A new plexcitonic system was established using plasmonic nanostructures and J-aggregates. A competitive optical characterization by the system absorbance and PL response in the NIR spectral region was performed. Using these data, we were able to determine the Rabi-splitting energy and investigate the coupling regime through the estimated coupling strength parameter. There exist several parameters to distinguish the coupling regimes, and according to most of them, the system interacts in the strong coupling regime. Finally, we investigated the changes in the photophysical and photochemical properties through its photoluminescence response and photodegradation. The presented hybrid systems show improved properties in comparison to bare J-aggregates like enhanced photostability and widened absorption spectral range. The plexcitonic system’s emergent properties are due to the two hybrid states’ formation; they make these hybrid systems suitable for different applications. In photocatalysis, there are already some coupled systems that have been applied, like Au NPs coupled to a Fabry–Pérot nanocavity that resulted in enhanced water splitting [5,52] and water oxidation [6].

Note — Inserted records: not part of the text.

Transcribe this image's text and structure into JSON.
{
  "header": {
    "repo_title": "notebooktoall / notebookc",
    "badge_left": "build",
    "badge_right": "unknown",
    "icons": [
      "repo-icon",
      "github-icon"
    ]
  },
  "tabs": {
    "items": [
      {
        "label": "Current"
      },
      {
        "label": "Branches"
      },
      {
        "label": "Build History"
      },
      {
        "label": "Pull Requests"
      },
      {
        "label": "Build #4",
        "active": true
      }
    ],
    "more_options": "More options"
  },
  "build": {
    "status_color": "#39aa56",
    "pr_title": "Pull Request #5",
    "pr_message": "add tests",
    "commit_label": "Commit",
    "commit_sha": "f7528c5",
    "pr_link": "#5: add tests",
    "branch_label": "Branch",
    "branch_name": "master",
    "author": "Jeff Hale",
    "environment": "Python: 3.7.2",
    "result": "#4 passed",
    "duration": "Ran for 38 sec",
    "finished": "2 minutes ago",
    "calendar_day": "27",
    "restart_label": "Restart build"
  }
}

The limitations of these plexcitonic systems are drawn by the nature of their components. These emerge from the aggregation of the Au BPs in the presence of oppositely charged dye monomer as well as the sensitivity of the plexcitonic system to photothermal effects. However, we presume that it is possible to overcome these limitations by appropriately varying the surface chemistry of the AuBPs, where the interaction between the NPs and the dye can be established along with the enhanced colloidal stability of plexcitonic system.